If the Commission adopted the staff recommendation, a U.S. import ban against Samsung products having the characteristics underlying the infringement findings could enter very quickly. But as I explained in my comments on the announcement of the initial determination, it’s strategically irrelevant which past products are banned if commercially viable workarounds (meaning that they don’t result in degradations of the user experience and a loss of competitiveness) are available, and the initial determination cleared various unspecified Samsung workarounds of infringement. In the coming weeks I expect a redacted version of the initial determination as well as redacted versions of the parties’ petitions (and their responses to each other’s petitions) to become available, and as a result, we may all find out more about Samsung’s workarounds.
The staff document filed today reflects the theories based on which Apple and Samsung would like to achieve improvements over the initial determination:
- Apple obviously wants a broader ruling in its favor. Above all, it would like to prevail on the two patents the ALJ did not deem violated: U.S. Design Patent D558,757 on a certain “ornamental design for an electronic device” found on the iPhone 3GS (asserted against the Fascinate and Transform smartphones) and U.S. Patent No, 7,789,697 on “plug detection mechanisms”. At the evidentiary hearing (i.e., trial), the ITC staff had sided with Apple on the D’757 patent, but it now respects the ALJ’s factual determination, saying it is not “clearly erroneous, as is required to warrant Commission review”. On the ‘697 patent the staff never appears to have sided with Apple.

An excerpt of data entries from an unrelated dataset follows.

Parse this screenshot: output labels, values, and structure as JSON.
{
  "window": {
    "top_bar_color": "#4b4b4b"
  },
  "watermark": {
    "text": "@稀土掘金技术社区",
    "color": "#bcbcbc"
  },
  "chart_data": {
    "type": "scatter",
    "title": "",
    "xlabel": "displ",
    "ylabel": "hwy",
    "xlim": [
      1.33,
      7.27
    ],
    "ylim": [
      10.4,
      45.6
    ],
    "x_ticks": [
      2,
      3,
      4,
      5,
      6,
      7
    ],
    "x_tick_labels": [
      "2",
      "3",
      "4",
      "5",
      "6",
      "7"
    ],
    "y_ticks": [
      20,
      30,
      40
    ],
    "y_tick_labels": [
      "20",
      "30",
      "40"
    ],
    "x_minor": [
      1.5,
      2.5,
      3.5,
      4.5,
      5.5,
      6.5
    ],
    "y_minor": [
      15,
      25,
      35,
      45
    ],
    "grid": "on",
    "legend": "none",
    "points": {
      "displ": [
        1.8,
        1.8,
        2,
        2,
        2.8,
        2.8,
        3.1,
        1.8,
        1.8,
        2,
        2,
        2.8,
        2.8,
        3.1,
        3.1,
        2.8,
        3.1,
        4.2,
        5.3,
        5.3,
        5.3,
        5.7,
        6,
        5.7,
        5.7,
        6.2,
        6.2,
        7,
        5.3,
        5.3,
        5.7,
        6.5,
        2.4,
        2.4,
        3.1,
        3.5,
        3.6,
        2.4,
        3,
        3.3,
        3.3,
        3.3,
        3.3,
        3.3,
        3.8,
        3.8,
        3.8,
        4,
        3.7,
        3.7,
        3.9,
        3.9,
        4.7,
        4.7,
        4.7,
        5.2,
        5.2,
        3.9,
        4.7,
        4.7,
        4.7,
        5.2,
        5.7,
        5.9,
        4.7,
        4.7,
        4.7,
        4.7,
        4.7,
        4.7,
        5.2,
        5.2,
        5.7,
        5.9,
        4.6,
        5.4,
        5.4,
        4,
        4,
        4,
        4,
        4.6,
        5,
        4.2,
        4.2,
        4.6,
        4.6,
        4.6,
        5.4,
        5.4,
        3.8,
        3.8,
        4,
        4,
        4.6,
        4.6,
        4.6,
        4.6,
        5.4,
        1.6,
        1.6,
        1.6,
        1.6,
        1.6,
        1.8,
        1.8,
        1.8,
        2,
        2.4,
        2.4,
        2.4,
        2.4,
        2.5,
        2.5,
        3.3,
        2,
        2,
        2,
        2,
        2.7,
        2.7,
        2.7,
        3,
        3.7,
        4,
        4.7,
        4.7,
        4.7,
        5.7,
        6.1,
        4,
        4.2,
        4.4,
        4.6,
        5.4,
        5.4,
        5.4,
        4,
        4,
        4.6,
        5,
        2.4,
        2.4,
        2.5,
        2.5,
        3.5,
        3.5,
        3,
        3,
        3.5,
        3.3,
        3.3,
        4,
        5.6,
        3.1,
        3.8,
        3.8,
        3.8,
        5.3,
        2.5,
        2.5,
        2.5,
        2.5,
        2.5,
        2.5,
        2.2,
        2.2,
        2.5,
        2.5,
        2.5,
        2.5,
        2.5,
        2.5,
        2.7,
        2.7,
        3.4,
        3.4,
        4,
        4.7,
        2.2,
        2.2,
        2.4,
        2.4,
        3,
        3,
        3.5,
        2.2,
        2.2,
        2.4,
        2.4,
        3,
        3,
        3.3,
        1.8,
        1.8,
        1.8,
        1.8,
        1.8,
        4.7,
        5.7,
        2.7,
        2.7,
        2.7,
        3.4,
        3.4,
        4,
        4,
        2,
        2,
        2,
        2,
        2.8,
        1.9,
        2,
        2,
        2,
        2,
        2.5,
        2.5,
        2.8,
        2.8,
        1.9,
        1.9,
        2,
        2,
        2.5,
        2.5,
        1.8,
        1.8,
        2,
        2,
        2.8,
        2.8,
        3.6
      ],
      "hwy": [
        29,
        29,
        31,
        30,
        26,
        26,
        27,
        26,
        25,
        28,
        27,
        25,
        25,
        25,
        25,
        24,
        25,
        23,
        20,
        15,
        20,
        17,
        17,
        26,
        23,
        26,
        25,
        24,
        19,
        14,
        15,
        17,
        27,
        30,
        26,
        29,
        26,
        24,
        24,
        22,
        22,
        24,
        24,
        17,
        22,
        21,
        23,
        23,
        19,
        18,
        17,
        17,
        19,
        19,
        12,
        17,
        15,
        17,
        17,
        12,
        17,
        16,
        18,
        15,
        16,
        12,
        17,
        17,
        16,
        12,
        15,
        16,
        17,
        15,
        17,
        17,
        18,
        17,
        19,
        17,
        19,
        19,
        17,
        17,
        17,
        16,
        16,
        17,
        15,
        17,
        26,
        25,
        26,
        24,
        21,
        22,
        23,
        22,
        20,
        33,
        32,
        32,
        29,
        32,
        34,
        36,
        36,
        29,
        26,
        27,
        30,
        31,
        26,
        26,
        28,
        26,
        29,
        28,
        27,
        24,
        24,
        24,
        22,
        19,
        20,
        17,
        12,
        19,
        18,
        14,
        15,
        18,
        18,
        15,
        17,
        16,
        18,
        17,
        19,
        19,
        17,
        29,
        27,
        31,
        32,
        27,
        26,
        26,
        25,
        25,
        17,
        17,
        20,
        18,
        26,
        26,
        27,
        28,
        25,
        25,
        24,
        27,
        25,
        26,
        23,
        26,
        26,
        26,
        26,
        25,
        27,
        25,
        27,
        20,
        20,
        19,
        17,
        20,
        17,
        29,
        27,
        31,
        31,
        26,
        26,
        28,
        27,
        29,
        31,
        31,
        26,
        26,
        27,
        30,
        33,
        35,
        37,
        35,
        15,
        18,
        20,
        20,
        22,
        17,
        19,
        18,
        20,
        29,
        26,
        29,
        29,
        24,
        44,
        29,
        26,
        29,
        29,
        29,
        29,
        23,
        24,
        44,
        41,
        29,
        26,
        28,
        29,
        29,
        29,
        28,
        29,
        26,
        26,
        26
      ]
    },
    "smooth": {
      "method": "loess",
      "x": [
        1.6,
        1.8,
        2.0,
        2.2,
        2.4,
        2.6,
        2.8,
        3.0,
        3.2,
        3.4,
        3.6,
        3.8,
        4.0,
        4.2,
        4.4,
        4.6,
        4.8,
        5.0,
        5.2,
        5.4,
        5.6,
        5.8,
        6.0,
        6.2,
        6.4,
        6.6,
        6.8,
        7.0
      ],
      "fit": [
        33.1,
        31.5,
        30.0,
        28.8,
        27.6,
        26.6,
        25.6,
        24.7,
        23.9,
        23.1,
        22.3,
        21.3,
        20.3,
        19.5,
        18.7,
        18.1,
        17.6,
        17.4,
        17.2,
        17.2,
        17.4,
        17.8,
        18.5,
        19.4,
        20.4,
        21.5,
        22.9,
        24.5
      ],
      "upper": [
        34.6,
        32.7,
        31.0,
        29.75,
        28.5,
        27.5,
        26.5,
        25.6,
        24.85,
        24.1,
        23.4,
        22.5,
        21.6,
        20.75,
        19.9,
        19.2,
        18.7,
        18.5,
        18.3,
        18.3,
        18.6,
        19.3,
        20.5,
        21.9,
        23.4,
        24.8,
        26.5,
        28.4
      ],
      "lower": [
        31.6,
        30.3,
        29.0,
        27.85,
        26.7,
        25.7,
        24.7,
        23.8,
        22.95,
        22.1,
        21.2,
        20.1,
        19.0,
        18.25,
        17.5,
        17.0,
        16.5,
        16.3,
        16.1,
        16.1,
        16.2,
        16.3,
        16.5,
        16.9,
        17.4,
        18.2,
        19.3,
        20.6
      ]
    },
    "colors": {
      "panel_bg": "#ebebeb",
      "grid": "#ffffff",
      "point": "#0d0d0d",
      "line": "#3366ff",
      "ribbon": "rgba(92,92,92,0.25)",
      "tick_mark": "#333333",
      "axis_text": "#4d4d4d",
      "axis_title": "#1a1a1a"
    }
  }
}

- While Apple’s quest for a broader win is more about a nice-to-have than a must-have, Samsung really needs some improvements because a finding of four patent violations would look bad, even if Samsung could work around all of those patents without much commercial impact (again, the impact can’t be assessed until the workarounds are described). Samsung’s petition for review appears to re-raise pretty much every issue: claim construction, infringement, validity, domestic industry. Samsung also complains about “prejudicial procedural errors” relating to the admission or exclusion of certain evidence. But none of Samsung’s arguments have persuaded the ITC staff that a review of the initial determination is warranted.
While the staff’s position ups the ante for both parties’ push for the ALJ to be overruled in different areas, I doubt that the ITC will order an import ban in such a high-profile case without any Commission review. I guess the parties will get the chance to comment again on some of the key issues raised in the petitions for review. This will also help the Commission to bulletproof its ruling for the appeals. In this case, the most likely scenario is that either party will appeal the unfavorable parts of the final ITC decision to the Federal Circuit.